This story appears in Fifty Grande Magazine #3, the Road Trip issue.
I play keyboards in a stoner-rock band called Black Wail. It’s okay if you’ve never heard of us. We’re Jersey City famous, which, after Asbury Park, New Brunswick, Lodi, Hoboken and Sayreville, is firmly somewhere in the top ten of New Jersey music cities.
Every town in America has Friend Rock. You know, you’re friends with someone in a band, you go see them play whether you like them or not to support them, since you’re in their crew. It’s Friend Rock. Every band hopes to transcend Friend Rock, to the point where not just your friends, but people that you don’t even know, legitimately enjoy your band. You might even be lucky enough to tour — the weeks- or months-long road trip, if you will — to places near and far to play for many people who enjoy your band.
Aside from transcending Friend Rock, Black Wail has relatively moderate aspirations: making and recording music we enjoy, then playing it for people in as many places as possible, winning over one fan at a time. That was what we did on January 16, 2020, when we played a pet shop (actually, a bar called Pet Shop, opened at the site of a former pet shop). Little did we know that it would be the last show we’d play for a long time.
Creating music is one of the most amazing highs you can get that doesn’t involve a shady transaction in a parking lot. And while documenting it with a recording (the music, not the shady transaction) is great, the feeling of traveling to new places, playing your music in front of a receptive audience and connecting with new fans is perhaps even more rewarding. Those hours spent rehearsing, lining up the perfect set and promoting the hell out of a show is all worth it once the first chord rings out, whether you’re playing an arena screaming your lyrics back to you or to a bored bartender and the other bands. Even before any of that that happens, there’s a “We’re putting on a show!” vibe happening that can’t be beat. Packing up the van (or more often, our individual cars) at the rehearsal studio, going on a road trip (OK, across town more often than not) and unloading into the venue with anticipation of the night’s turnout and how your music will go over with nervous energy is all part of it too.

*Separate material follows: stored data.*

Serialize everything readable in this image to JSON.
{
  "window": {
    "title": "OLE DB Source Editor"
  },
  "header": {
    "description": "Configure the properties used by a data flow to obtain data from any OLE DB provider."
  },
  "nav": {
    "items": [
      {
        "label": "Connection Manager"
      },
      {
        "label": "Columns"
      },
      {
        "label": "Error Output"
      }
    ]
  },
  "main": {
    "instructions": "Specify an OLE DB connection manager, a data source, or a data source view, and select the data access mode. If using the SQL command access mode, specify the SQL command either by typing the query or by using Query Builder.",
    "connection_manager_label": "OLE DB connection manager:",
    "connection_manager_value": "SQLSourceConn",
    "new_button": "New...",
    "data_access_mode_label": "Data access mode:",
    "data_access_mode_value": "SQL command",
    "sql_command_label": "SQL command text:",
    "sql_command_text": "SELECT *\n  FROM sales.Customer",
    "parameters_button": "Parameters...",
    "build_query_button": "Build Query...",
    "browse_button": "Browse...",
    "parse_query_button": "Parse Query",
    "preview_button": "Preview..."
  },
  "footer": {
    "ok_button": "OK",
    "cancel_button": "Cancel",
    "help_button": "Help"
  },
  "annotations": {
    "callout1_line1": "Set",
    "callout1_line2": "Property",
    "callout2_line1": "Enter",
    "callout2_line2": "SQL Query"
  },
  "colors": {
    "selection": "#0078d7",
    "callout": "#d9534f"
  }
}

Of course, all of that is a semi-distant memory that might as well have happened a decade ago. Venues have closed, and the people that set up tours, wrangle the bands to their next destination and play the music have found themselves suddenly out of work. Hell, even those that did odd jobs like bartend in between playing found themselves unable to do that regularly amid a pandemic. Black Wail consider ourselves fortunate. We view the band as more than a hobby, but less than a career. We all have normal day jobs that, unless the world decides a group of fortysomething metalheads should be superstars, we’re going to have to keep.
Plenty of acts have moved to livestreaming as a way to get music out to their fans. We didn’t even discuss doing that. As boring normal people with real jobs, we’ve spent more than our share of the past year plus staring at a computer screen during business hours to want to ask people to spend their valuable quarantine time staring at another one. There’s nothing less rock ‘n’ roll than anything involving a router, and even if it’s to see the music you miss horribly, watching a socially distanced band from your home office loses something in translation. It’s like watching a show in a conference room — even if you paid a drunk guy to stumble into you and spill half your beer, it’s just not the real thing.

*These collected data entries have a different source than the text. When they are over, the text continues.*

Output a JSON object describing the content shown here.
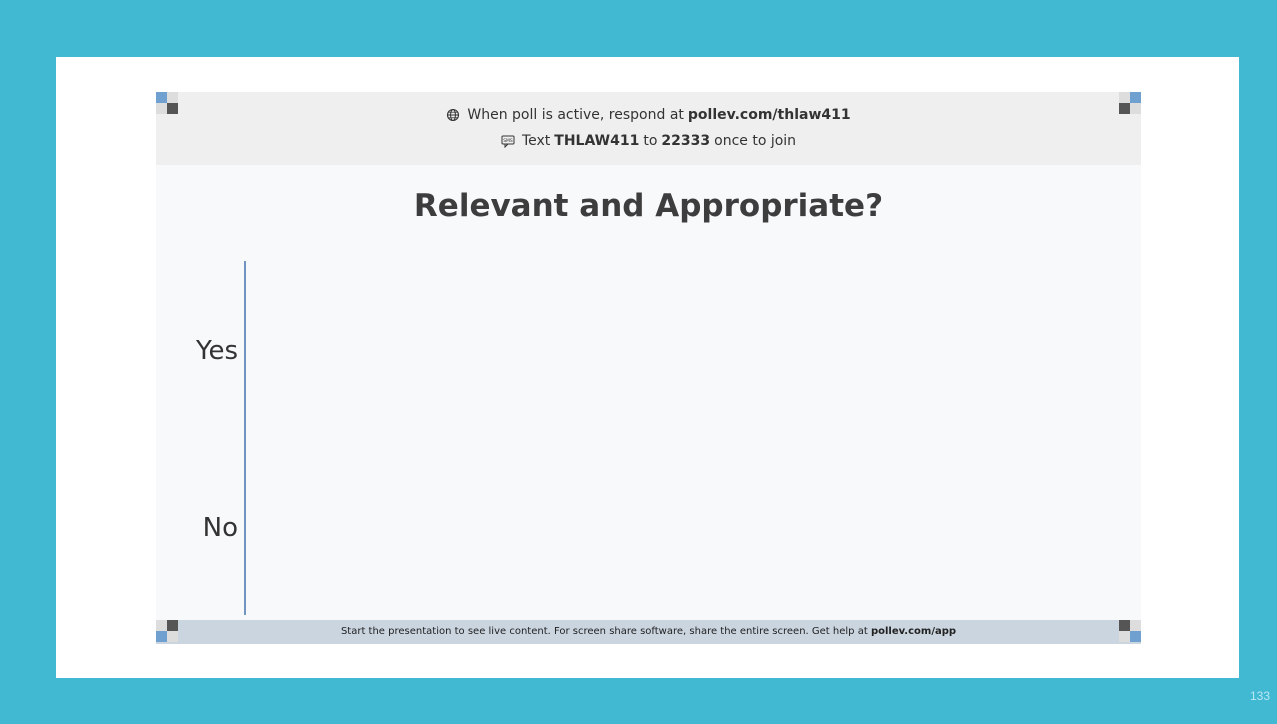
{
  "header": {
    "line1_prefix": "When poll is active, respond at",
    "line1_url": "pollev.com/thlaw411",
    "line2_prefix": "Text",
    "line2_code": "THLAW411",
    "line2_mid": "to",
    "line2_number": "22333",
    "line2_suffix": "once to join"
  },
  "poll": {
    "title": "Relevant and Appropriate?"
  },
  "chart_data": {
    "type": "bar",
    "orientation": "horizontal",
    "categories": [
      "Yes",
      "No"
    ],
    "values": [
      0,
      0
    ],
    "axis_color": "#6f95c0"
  },
  "footer": {
    "text": "Start the presentation to see live content. For screen share software, share the entire screen. Get help at",
    "link": "pollev.com/app"
  },
  "slide": {
    "number": "133"
  },
  "colors": {
    "background": "#41b9d3",
    "accent_blue": "#6fa0d0",
    "corner_dark": "#555555"
  },
  "icons": {
    "globe": "globe-icon",
    "sms": "sms-icon"
  }
}
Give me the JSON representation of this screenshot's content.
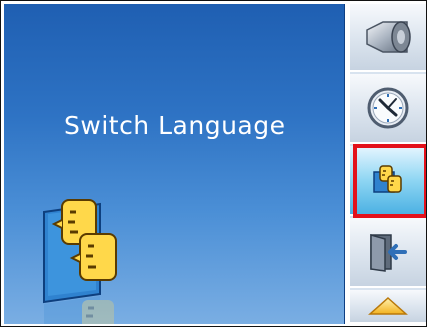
{
  "main": {
    "title": "Switch Language"
  },
  "sidebar": {
    "items": [
      {
        "icon": "speaker-icon",
        "selected": false
      },
      {
        "icon": "clock-icon",
        "selected": false
      },
      {
        "icon": "switch-language-icon",
        "selected": true
      },
      {
        "icon": "exit-door-icon",
        "selected": false
      },
      {
        "icon": "scroll-up-arrow-icon",
        "selected": false
      }
    ]
  },
  "colors": {
    "panel_top": "#1f5fb2",
    "panel_bottom": "#7aaee3",
    "highlight": "#e3111b",
    "selected_bg": "#4cb1e3"
  }
}
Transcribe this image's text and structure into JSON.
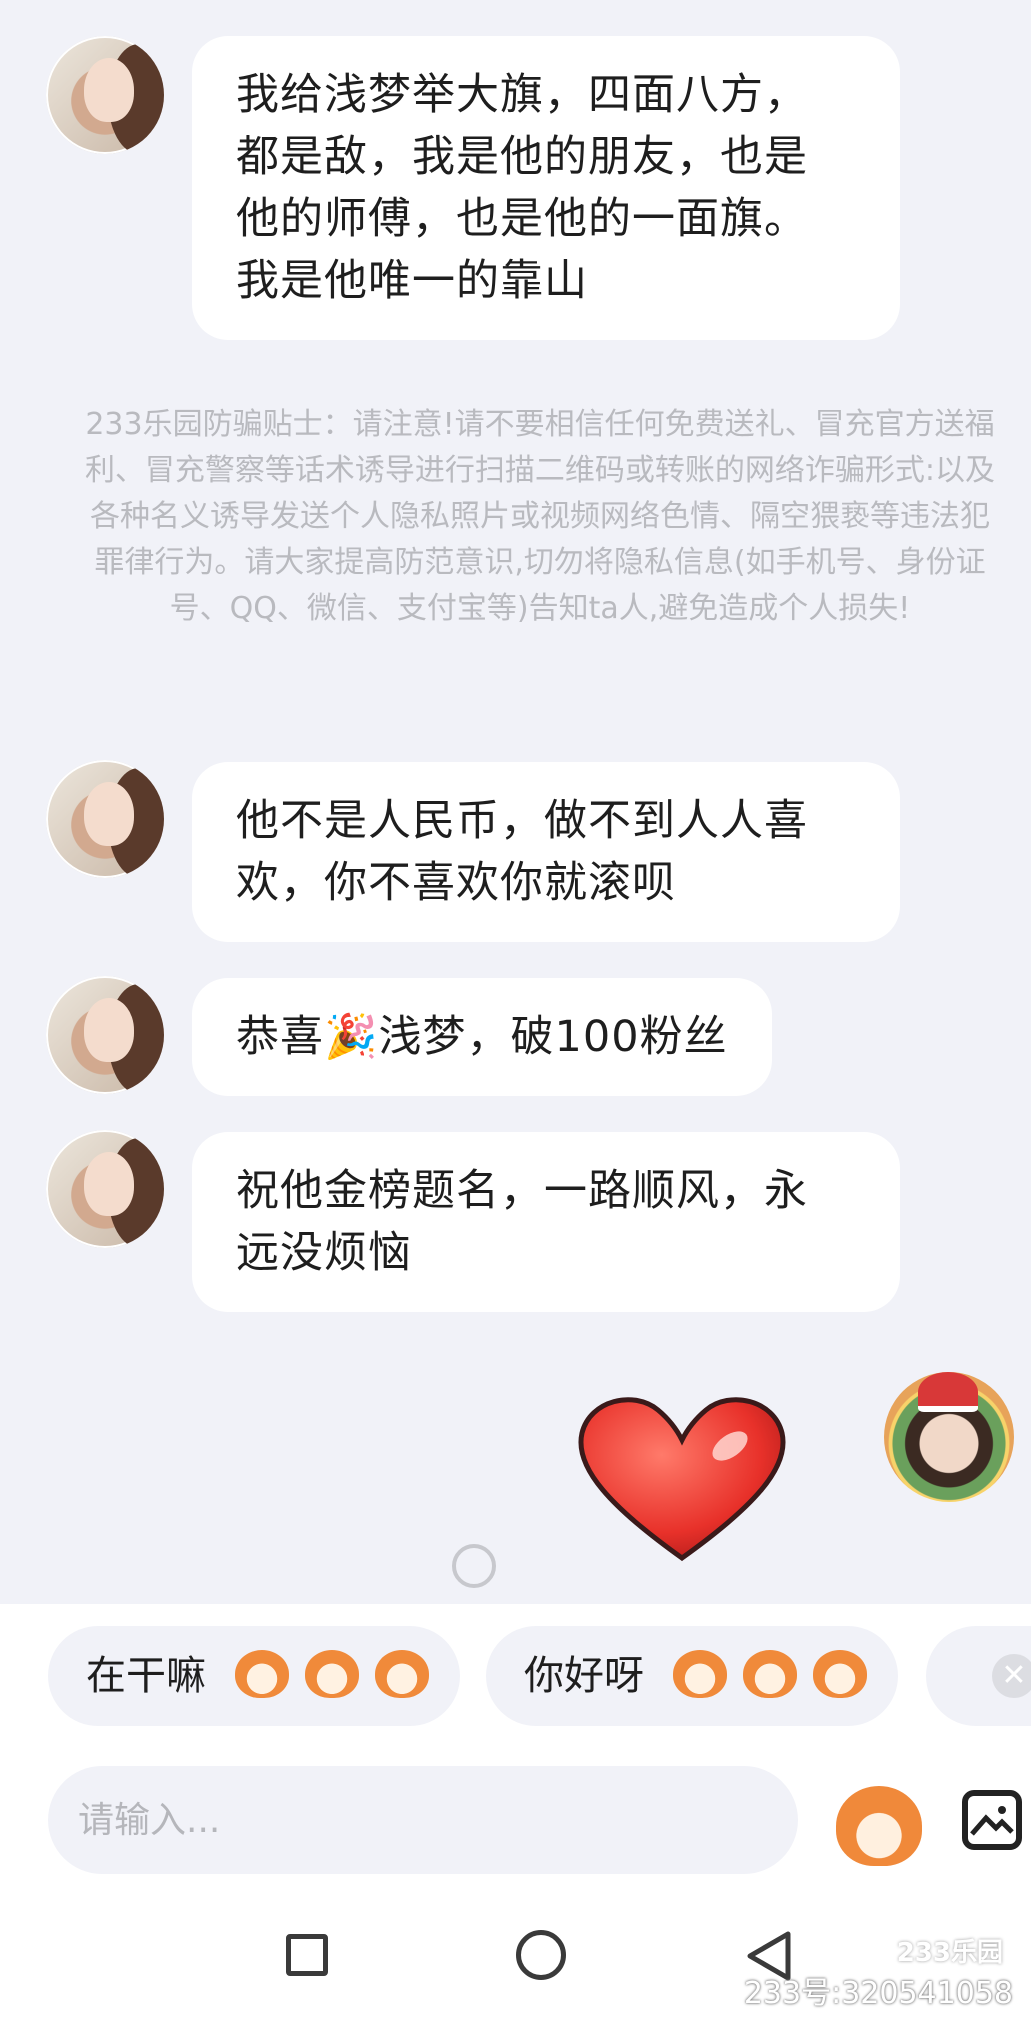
{
  "messages": [
    {
      "text": "我给浅梦举大旗，四面八方，\n都是敌，我是他的朋友，也是\n他的师傅，也是他的一面旗。\n我是他唯一的靠山"
    },
    {
      "text": "他不是人民币，做不到人人喜\n欢，你不喜欢你就滚呗"
    },
    {
      "text": "恭喜🎉浅梦，破100粉丝"
    },
    {
      "text": "祝他金榜题名，一路顺风，永\n远没烦恼"
    }
  ],
  "notice": "233乐园防骗贴士：请注意!请不要相信任何免费送礼、冒充官方送福利、冒充警察等话术诱导进行扫描二维码或转账的网络诈骗形式:以及各种名义诱导发送个人隐私照片或视频网络色情、隔空猥亵等违法犯罪律行为。请大家提高防范意识,切勿将隐私信息(如手机号、身份证号、QQ、微信、支付宝等)告知ta人,避免造成个人损失!",
  "quick_replies": [
    {
      "text": "在干嘛"
    },
    {
      "text": "你好呀"
    }
  ],
  "input": {
    "placeholder": "请输入..."
  },
  "watermark": {
    "logo": "233乐园",
    "id_text": "233号:320541058"
  }
}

But as vaccinations go up and people are starting to venture out more, it seems like there might be a light at the end of the tunnel. National tours and outdoor shows are being announced. As capacity levels slowly continue to increase, we might be finally nearing the point where all the smaller venues we call our second home could be opened. Fifty-percent capacity? We’d be lucky to have that many come see us in Brooklyn on a Wednesday night at 11 p.m. But playing and making music is therapy, and before long, we’ll be able to get back to doing what we enjoy — loading heavy things in vehicles, road tripping near or far (usually near), then lugging heavy things (again) up flights of stairs to play loud music in a room that smells like stale beer.
We’ve got an EP that just came out, and we can’t wait to actually get out on the road to promote it, even if it’s weekend warrior shows playing within a three-hour radius of our hometown. Until then, we’ll make money the old fashioned way — 1/250th of a dollar at a time (you can find us on the streaming service of your choice).